For the frontend deployment workflow, the CI/CD pipeline integrates seamlessly with Vercel. The workflow is triggered on pushes to the main branch and pull requests, ensuring consistent validation of code changes.

For the frontend deployment, I created a Vercel project and connected it to my GitHub repository. This integration allowed me to leverage Vercel’s specialized hosting environment for Next.js applications while maintaining control over the deployment process through GitHub Actions. After connecting the repository, I configured project settings in the Vercel dashboard, including environment variables needed for API communication and other application settings.

One critical aspect of this implementation is that I’ve disabled Vercel’s automated builds to prevent conflicts with our GitHub Actions workflow. This ensures that deployments only happen through our controlled CI/CD process, maintaining consistency between testing and production environments.

The frontend deployment pipeline includes several key steps:

• Linting and type checking using ESLint and TypeScript
• Building the Next.js application with production optimizations
• Deploying to Vercel using their CLI with environment-specific configurations

The Vercel deployment leverages environment-specific tokens and project IDs stored as GitHub secrets, ensuring secure deployment without exposing sensitive credentials. The workflow also includes a verification step that checks if the deployed frontend can successfully connect to the backend API.

Conclusions

Implementing CI/CD for CandleWise provided me with valuable industry-relevant skills. I mastered creating path-specific workflows that trigger deployments only when relevant files change. This precision creates efficient pipelines that deploy only affected components, saving resources and reducing deployment times.

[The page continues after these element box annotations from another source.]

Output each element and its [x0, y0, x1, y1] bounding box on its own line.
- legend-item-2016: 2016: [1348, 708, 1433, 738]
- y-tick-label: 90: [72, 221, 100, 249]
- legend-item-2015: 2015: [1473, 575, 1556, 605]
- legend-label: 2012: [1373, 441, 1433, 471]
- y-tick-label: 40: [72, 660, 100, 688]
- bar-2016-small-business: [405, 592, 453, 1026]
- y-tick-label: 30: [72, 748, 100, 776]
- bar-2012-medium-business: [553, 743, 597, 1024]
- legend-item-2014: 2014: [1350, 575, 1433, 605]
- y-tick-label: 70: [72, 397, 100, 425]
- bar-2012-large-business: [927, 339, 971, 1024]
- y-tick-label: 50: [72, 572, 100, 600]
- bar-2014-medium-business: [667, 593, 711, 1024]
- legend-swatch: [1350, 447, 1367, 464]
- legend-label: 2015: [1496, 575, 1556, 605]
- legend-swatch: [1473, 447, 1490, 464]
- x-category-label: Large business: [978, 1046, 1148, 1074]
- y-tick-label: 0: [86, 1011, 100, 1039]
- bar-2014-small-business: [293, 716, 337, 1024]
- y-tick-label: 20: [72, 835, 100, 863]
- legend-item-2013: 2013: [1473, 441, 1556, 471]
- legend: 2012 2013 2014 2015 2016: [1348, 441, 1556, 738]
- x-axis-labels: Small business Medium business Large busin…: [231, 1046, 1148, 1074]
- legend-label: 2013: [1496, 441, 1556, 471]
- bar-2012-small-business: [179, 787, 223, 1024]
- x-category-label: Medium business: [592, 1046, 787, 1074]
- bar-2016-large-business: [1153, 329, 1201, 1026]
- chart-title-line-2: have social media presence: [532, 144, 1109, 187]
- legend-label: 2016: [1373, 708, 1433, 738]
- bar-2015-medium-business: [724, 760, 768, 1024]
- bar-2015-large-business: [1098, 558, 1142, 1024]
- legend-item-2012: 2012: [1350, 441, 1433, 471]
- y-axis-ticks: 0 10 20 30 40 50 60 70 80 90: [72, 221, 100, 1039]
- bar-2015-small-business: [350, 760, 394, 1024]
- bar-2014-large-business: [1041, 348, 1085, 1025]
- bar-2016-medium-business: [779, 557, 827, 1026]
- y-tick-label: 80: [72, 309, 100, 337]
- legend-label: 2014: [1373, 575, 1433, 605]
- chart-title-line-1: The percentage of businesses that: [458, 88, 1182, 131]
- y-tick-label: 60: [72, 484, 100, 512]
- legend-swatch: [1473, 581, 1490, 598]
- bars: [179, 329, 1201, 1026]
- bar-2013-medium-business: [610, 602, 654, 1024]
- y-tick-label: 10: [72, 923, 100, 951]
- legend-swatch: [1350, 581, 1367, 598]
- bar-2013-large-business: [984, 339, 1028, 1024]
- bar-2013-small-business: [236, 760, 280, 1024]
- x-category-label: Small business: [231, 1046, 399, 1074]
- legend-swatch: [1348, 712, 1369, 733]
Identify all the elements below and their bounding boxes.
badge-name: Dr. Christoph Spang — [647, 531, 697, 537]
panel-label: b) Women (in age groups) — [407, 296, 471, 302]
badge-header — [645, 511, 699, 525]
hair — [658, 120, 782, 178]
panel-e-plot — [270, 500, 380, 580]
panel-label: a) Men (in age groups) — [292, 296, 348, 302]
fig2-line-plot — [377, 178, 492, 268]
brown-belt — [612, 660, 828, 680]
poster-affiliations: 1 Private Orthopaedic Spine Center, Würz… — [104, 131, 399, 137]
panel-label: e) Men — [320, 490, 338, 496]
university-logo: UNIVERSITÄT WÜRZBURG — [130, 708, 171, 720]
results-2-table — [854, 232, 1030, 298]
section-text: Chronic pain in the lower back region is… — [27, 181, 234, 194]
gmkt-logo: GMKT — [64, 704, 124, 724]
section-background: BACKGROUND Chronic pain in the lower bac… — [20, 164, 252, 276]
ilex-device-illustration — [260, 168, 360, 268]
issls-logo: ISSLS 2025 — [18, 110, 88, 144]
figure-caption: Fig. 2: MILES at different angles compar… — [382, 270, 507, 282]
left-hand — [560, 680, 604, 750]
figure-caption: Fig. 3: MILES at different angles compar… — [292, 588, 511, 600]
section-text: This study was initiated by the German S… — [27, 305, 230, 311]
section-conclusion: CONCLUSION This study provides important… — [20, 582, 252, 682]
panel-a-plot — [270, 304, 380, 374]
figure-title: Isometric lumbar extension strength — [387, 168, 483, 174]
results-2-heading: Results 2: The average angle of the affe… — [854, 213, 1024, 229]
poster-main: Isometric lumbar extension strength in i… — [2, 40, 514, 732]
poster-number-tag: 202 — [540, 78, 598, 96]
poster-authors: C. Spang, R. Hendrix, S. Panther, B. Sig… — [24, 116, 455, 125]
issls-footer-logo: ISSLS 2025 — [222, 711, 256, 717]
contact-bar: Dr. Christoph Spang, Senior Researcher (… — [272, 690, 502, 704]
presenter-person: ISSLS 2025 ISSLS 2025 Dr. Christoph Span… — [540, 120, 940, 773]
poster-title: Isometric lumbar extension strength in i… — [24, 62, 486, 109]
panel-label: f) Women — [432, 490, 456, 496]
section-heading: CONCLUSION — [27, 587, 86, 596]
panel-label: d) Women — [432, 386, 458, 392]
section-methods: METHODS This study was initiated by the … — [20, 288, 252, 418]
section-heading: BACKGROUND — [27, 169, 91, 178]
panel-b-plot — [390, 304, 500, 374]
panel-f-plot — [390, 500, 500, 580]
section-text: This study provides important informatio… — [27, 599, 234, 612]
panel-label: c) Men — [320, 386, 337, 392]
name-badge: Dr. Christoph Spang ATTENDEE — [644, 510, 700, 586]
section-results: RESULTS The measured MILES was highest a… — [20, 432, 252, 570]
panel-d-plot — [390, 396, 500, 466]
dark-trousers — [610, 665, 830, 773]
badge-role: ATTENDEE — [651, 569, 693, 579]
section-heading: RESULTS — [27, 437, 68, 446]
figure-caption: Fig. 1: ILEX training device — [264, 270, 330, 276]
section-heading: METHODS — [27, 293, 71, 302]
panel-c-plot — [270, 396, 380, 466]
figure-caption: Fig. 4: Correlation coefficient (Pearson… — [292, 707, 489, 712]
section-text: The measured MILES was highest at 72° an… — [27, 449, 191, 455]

Practicing how to programmatically declare cloud resources with Terraform gave me a highly transferable skill. Managing remote state and implementing consistent deployment patterns across environments is crucial in enterprise settings.

Configuring Azure service principals and implementing proper secret management with GitHub Secrets taught me industry best practices for secure automation. Creating seamless workflows between GitHub Actions, Azure, and Vercel showed me how to coordinate deployments across different hosting platforms—a critical skill in today’s diverse cloud ecosystems.

The most valuable skill I gained was implementing full automation from code commit to production deployment. This end-to-end pipeline integrates infrastructure provisioning with application deployment, significantly improving reliability and development speed.

This CI/CD implementation marks a significant milestone in my development journey. By eliminating manual steps and creating consistent deployment patterns, I’ve built a foundation that lets me focus on feature development rather than operational concerns. These automation skills apply directly to enterprise environments where reliable, repeatable deployments are essential.